Securing access to capital a key differentiator for 2024: Howden

howden-tiger-new-logo

While almost every market observer and industry analyst are expecting reinsurance capital levels to increase in 2024, broker Howden has highlighted that actually securing access to capital will be a key differentiator for market participants, as not everyone is expected to be successful.

Over the last few years, capital raising for reinsurance start-ups has been challenging and the insurance-linked securities (ILS) market has certainly not had a level capital raising playing field.

There have been significant successes, on both the reinsurer and ILS manager side, but it is by no means a story of success across the board.

Industry publications have written numerous stories about industry luminaries raising funds for a start-up, only for no company to emerge in the end.

While ILS managers are constantly in conversation with investors, but capital raises are still far from the levels previously seen a few years back.

Things are improving, significantly so in some segments such as catastrophe bonds, while a number of collateralized reinsurance and retrocession ILS investment managers have also completed successful fund-raises in time for the 2024 renewals. But it’s still not the same story for everyone.

In its latest market report, broking group Howden notes the shifting of sentiments and that capacity providers look ready to deploy more capacity to reinsurance in 2024.

But they explain that, “The ability to demonstrate profitability over the long-term will be crucial to securing commitments: expected returns need to become realised returns.

“Given the backdrop of elevated catastrophe losses, growing populations in high-risk areas, climate change and broader geopolitical and inflationary trends, capital providers are looking for evidence of strong underwriting performance over a sustained period and across cycles.”

See also  Festival goers urged by Aviva to protect belongings as season gets underway

Results and still favourable market conditions at the January 2024 reinsurance renewals “portend well for the foreseeable future,” Howden believes.

But the firm rightly cautions that, in 2024, “Securing access to capital will be a key differentiator for (re)insurers, ILS funds, MGAs and hybrid structures, as a broad spectrum of investors weigh up opportunities beyond property-catastrophe reinsurance.”

Still, so far Howden estimates that only $17 billion of new capital has flowed into reinsurance since hurricane Ian in September 2022.

That’s far short of the $40 billion that had come into reinsurance over the 15 months following 9.11, or $53 billion over the same period after hurricane Katrina.

“Of the USD 17 billion of capital to enter the market in the last 15 months, 40% was channelled into ILS vehicles, with the remainder committed to existing players and sidecars. No start-ups got off the ground, although some could emerge this year,” Howden explained.

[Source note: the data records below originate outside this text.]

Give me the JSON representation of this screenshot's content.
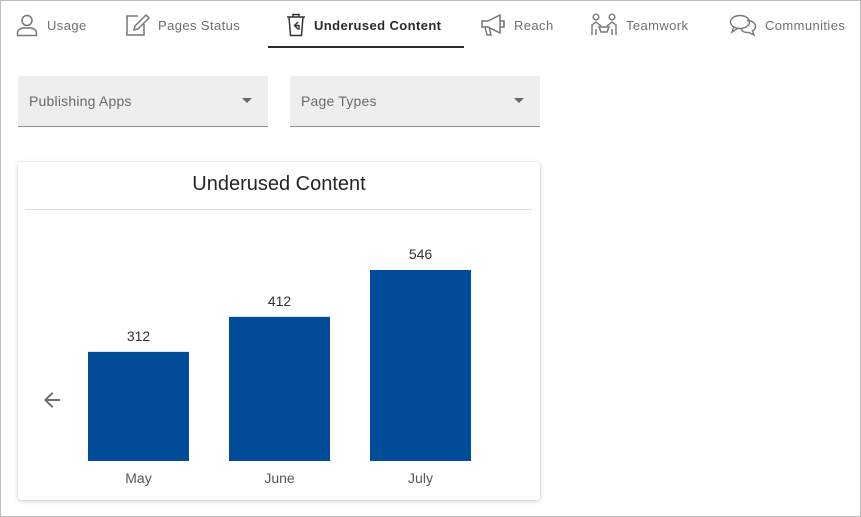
{
  "tabs": [
    {
      "label": "Usage",
      "icon": "user-icon",
      "active": false
    },
    {
      "label": "Pages Status",
      "icon": "edit-icon",
      "active": false
    },
    {
      "label": "Underused Content",
      "icon": "trash-icon",
      "active": true
    },
    {
      "label": "Reach",
      "icon": "megaphone-icon",
      "active": false
    },
    {
      "label": "Teamwork",
      "icon": "teamwork-icon",
      "active": false
    },
    {
      "label": "Communities",
      "icon": "chat-icon",
      "active": false
    }
  ],
  "filters": {
    "publishing_apps_placeholder": "Publishing Apps",
    "page_types_placeholder": "Page Types"
  },
  "card": {
    "title": "Underused Content"
  },
  "colors": {
    "bar": "#004c99",
    "active_tab": "#2b2b2b"
  },
  "chart_data": {
    "type": "bar",
    "categories": [
      "May",
      "June",
      "July"
    ],
    "values": [
      312,
      412,
      546
    ],
    "ylim": [
      0,
      546
    ]
  }
}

The world is very different now, with far higher costs of capital, but with structural changes in catastrophe reinsurance having taken effect since 2023, the market is now perhaps better positioned to absorb more inflows, but in a more disciplined and perhaps even rate-sustainable way.

Howden said that the shift in the loss burden, from that restructuring of catastrophe reinsurance, with reinsurers and ILS protection moving higher up, “sends an important signal to investors looking to deploy capital into the sector, and portends well for future inflows.”

Howden further explained that, “Additional capital is needed to cover growing catastrophe exposures, but macroeconomic and geopolitical instability, climate change concerns, loss of confidence in catastrophe models, lacklustre returns and attractive opportunities in other asset classes contained commitments for much of 2023.

See also  Insurers to meet with flood-impacted communities in person

“Sentiment is nevertheless starting to shift now more distributed loss sharing between cedents and reinsurers is in place and profitability has been demonstrated. Accelerating inflows into the catastrophe bond market is indicative of increased appetite across traditional and alternative capital providers and the attractive proposition offered by the sector heading into 2024.

“When capital is deployed, return expectations sit above cost of capital, which has risen significantly over the last year.”

Howden describes a picture of a much healthier situation in reinsurance, with more chance of capital being raised, but a lot of factors set to underpin how easy that is to achieve, as well as where the capital flows to.